Diabetes & Causes of diabetes - Diabetologist sweet clinics

Diabetes is a condition where people don't produce enough insulin to meet their body's needs and/or their cells don't respond properly to insulin. Insulin is important because it moves glucose, a simple sugar, into the body's cells from the blood. It also has a number of other effects on metabolism.

The food that people eat provides the body with glucose, which is used by the cells as a source of energy. If insulin isn't available or doesn't work correctly to move glucose from the blood into cells, glucose will stay in the blood. High blood glucose levels are toxic, and cells that don't get glucose are lacking the fuel they need to function properly.

There are two main kinds of diabetes: type 1 diabetes and type 2 diabetes. More than 90% of all people with diabetes have type 2. Overall, more than 3 million Canadians have diabetes, and the number is rapidly rising. Over a third of people with type 2 diabetes are unaware they have the disease and are not receiving the required treatment because, for many people, early symptoms are not noticeable without testing.

Type 1 diabetes occurs when the pancreas cannot make insulin. Everyone with type 1 diabetes requires insulin injections. Most people are diagnosed with type 1 diabetes during their childhood or adolescent years. Type 1 diabetes occurs most commonly in people of northern European ancestry.

Type 2 diabetes occurs when the pancreas does not make enough insulin or the body does not use insulin properly. It usually occurs in adults, although in some cases children may be affected. People with type 2 diabetes usually have a family history of this condition and 90% are overweight or obese. People with type 2 diabetes may eventually need insulin injections. This condition occurs most commonly in people of Indigenous and African descent, Hispanics, and Asians.

Another less common form is gestational diabetes, a temporary condition that occurs during pregnancy. Depending on risk factors, between 3% to 13% of Canadian women will develop gestational diabetes which can be harmful for the baby if not controlled. The problem usually clears up after delivery, but women who have had gestational diabetes have a higher risk of developing type 2 diabetes later in life.

Prediabetes is a term used to describe blood sugar levels that are higher than normal, but not high enough to be classified as diabetes. Many people with prediabetes go on to develop diabetes.

Causes-

Type 1 diabetes is an autoimmune disorder. It's believed that a combination of genetic predisposition and additional environmental (as yet unidentified) factors provoke the immune system into attacking and killing the insulin-producing cells in the pancreas. There is no way to prevent type 1 diabetes from occurring.

Type 2 diabetes is mainly caused by insulin resistance.
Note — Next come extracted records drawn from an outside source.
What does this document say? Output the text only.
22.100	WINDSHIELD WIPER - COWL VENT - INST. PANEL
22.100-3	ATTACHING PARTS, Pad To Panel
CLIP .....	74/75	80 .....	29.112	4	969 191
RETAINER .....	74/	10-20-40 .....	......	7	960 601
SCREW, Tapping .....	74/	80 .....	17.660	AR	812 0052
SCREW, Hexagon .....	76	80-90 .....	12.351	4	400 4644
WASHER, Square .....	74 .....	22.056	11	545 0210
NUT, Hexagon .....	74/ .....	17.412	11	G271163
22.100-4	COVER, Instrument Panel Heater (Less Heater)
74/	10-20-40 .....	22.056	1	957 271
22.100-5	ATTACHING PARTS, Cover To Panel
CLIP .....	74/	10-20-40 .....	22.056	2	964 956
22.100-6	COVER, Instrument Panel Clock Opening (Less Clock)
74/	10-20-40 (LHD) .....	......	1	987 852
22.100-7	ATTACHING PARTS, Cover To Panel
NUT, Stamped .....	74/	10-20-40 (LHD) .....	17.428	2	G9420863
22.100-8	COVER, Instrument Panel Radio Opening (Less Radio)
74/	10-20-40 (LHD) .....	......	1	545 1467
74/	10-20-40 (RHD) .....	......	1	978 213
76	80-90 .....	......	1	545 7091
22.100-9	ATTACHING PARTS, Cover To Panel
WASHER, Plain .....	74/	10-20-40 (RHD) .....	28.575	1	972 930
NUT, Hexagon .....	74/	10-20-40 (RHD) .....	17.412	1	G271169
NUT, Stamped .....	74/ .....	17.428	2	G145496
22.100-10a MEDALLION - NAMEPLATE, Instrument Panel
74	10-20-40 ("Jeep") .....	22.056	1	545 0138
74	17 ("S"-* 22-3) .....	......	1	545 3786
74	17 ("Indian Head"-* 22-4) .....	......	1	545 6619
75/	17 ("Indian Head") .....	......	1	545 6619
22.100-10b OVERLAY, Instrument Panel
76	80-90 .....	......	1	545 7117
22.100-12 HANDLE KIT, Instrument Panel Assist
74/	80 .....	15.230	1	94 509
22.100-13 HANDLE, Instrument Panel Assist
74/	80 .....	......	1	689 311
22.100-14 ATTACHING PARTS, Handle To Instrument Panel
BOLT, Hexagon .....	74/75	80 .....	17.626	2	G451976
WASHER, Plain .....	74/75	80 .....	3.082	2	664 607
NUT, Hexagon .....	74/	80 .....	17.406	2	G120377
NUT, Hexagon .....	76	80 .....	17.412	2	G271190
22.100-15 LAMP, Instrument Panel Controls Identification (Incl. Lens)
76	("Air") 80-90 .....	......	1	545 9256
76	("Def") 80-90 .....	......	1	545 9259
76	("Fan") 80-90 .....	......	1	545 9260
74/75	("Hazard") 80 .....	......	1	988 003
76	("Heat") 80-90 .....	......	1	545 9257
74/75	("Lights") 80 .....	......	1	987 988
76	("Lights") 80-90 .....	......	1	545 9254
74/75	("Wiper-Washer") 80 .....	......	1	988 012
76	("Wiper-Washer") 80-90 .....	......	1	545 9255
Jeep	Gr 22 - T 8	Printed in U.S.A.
This means no matter how much or how little insulin is made, the body can't use it as well as it should. As a result, glucose can't be moved from the blood into cells. Over time, the excess sugar in the blood gradually poisons the pancreas causing it to make less insulin and making it even more difficult to keep blood glucose under control.

Obesity is a leading cause of insulin resistance – about 90% of people with type 2 diabetes are overweight or obese. Genetic factors are also likely to be involved in the cause of type 2 diabetes. A family history of the disease has been shown to increase the chances of getting it.